(CNN) -- This month Richard Quest puts on his blue suede shoes and heads backstage for an insider's guide to rock 'n' roll -- not simply a musical form, but an attitude that changed the world.
Quest meets rock 'n' roll's great survivor, Alice Cooper.
With the help of some of the industry's iconic figures, he delves between the notes of an art form that yells for freedom, rejects convention and provides a voice for each new generation.
His Quest for rock 'n' roll begins at the roots of musical revolution in Memphis, Tennessee. It's August 16, the day Elvis Presley met his untimely death, 30 years ago.
Seventy-five thousand fans from all over the world have made the pilgrimage to mark this very special anniversary. All have come to celebrate the life of the original rock 'n' roll rebel, a performer described as the greatest cultural force of the 20th century.
Quest marvels at the array of sideburns on show and speaks to Elvis' life long friend Jerry Schilling about the man who catapulted rock 'n' roll into the mainstream.
A short hop north is Cleveland, Ohio, home of the Rock 'n' Roll Hall of Fame. Here Quest meets CEO Terry Stewart for the quintessential guide to what rock 'n' roll is, where it comes from and what it stands for.
"It's better to burn out than fade away" may be a rock cliche but with a career spanning four decades, Alice Cooper might want to revise that well-trodden phrase.
Compared to its musical rivals, rock 'n' roll has always indulged in a sense of theatre and Cooper epitomized this, with the creation of 'shock rock'.
Influenced by horror movies and vaudeville; guillotines, electric chairs, fake blood and snakes were added to heavy metal music to offer up not just a concert, but a show.
Now nearly 60, Cooper invites Quest to hop aboard his latest tour bus and share the highs and lows of one of rock 'n' roll's irrepressible characters.
Growing up, most of us dreamt of being a rock star at some point -- it's the ultimate persona of 'cool.' However, history is littered with talented musicians, seduced by the self-destructive lifestyle that seems to go hand in hand with the music -- the sex, drugs and rock 'n' roll.
Of those that live to tell the tale, few can compete with Nikki Sixx, perhaps the most notorious hell-raiser of them all.
Shortly before the publication of his new book "Heroin Diaries", Nikki tells Quest of the good old days that turned bad, as the bass player of 80s phenomenon, Motley Crue.
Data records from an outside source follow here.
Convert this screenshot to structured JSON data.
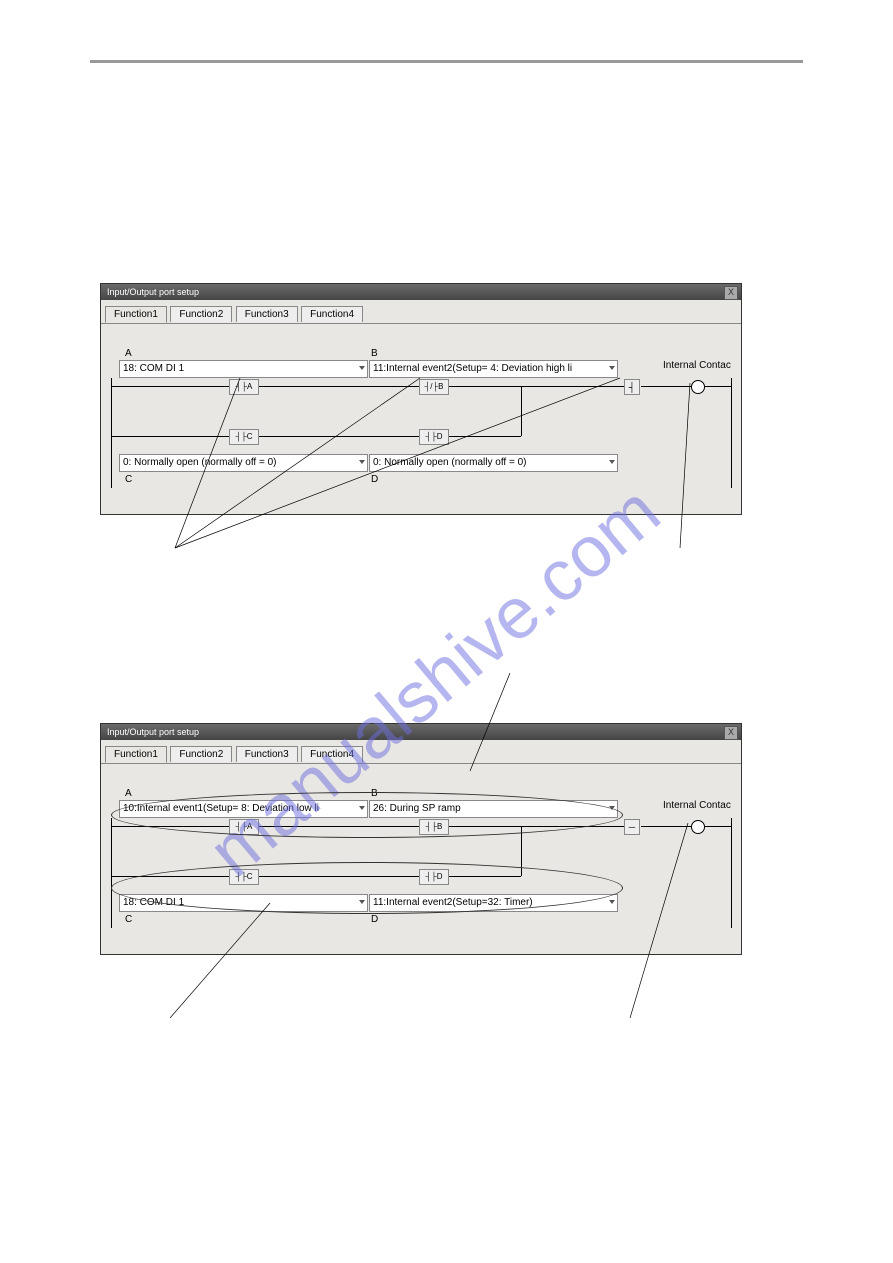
{
  "screenshot1": {
    "title": "Input/Output port setup",
    "tabs": [
      "Function1",
      "Function2",
      "Function3",
      "Function4"
    ],
    "active_tab": 0,
    "label_a": "A",
    "label_b": "B",
    "label_c": "C",
    "label_d": "D",
    "dropdown_a": "18: COM DI 1",
    "dropdown_b": "11:Internal event2(Setup= 4: Deviation high li",
    "dropdown_c": "0: Normally open (normally off = 0)",
    "dropdown_d": "0: Normally open (normally off = 0)",
    "contact_a": "┤├A",
    "contact_b": "┤/├B",
    "contact_c": "┤├C",
    "contact_d": "┤├D",
    "internal_contact": "Internal Contac",
    "out_symbol": "┤",
    "close_label": "X"
  },
  "screenshot2": {
    "title": "Input/Output port setup",
    "tabs": [
      "Function1",
      "Function2",
      "Function3",
      "Function4"
    ],
    "active_tab": 0,
    "label_a": "A",
    "label_b": "B",
    "label_c": "C",
    "label_d": "D",
    "dropdown_a": "10:Internal event1(Setup= 8: Deviation low li",
    "dropdown_b": "26: During SP ramp",
    "dropdown_c": "18: COM DI 1",
    "dropdown_d": "11:Internal event2(Setup=32: Timer)",
    "contact_a": "┤├A",
    "contact_b": "┤├B",
    "contact_c": "┤├C",
    "contact_d": "┤├D",
    "internal_contact": "Internal Contac",
    "out_symbol": "─",
    "close_label": "X"
  },
  "watermark": "manualshive.com"
}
With the beauty of hindsight, he looks back at the drug addiction that nearly killed him and his recovery that ultimately led him to rediscover his love for music.
It's probably fair to say, rock 'n' roll is synonymous with the guitar -- if you like, the rock star's magic wand.
With this in mind, Quest visits the Iridium Club in New York City to meet American jazz guitarist and inventor, Les Paul.
Still performing at the age of 92, Paul pioneered the development of the solid body electric guitar and in doing so, created a sound that became the backbone of rock music.
A living god within the industry, Paul explains the beauty of the instrument that has defined his career and reflects on his enduring legacy to rock 'n' roll.
Then, inspired by his encounter with the godfather of guitars, Quests seeks out songwriter and guitarist Ritchie Blackmore, to explore the idea of the rock anthem.
Ritchie will always be remembered for writing "Smoke on the Water," one of the most influential rock songs of all time and, arguably, the most famous guitar riff.
If rock 'n' roll is all about attitude, then Juliette Lewis, definitely has it. The Oscar-nominated actress has appeared in over 40 films but has swapped movies for music and a life on the road with her band, The Licks.
At the latest gig of her UK tour she opens up about her passion and motivation, before leaping into the audience for a bit of crowd surfing!
Finally, the show ends at the UK Air Guitar Championship finals. Let's face it, we've all done it... our chance to mimic the likes of Hendrix, Clapton or Richards and pay homage to our heroes' showmanship.
As compere for the evening, Quest will preside over an evening of anarchical entertainment, to see who's got what it takes to be a rock 'n' roll superstar.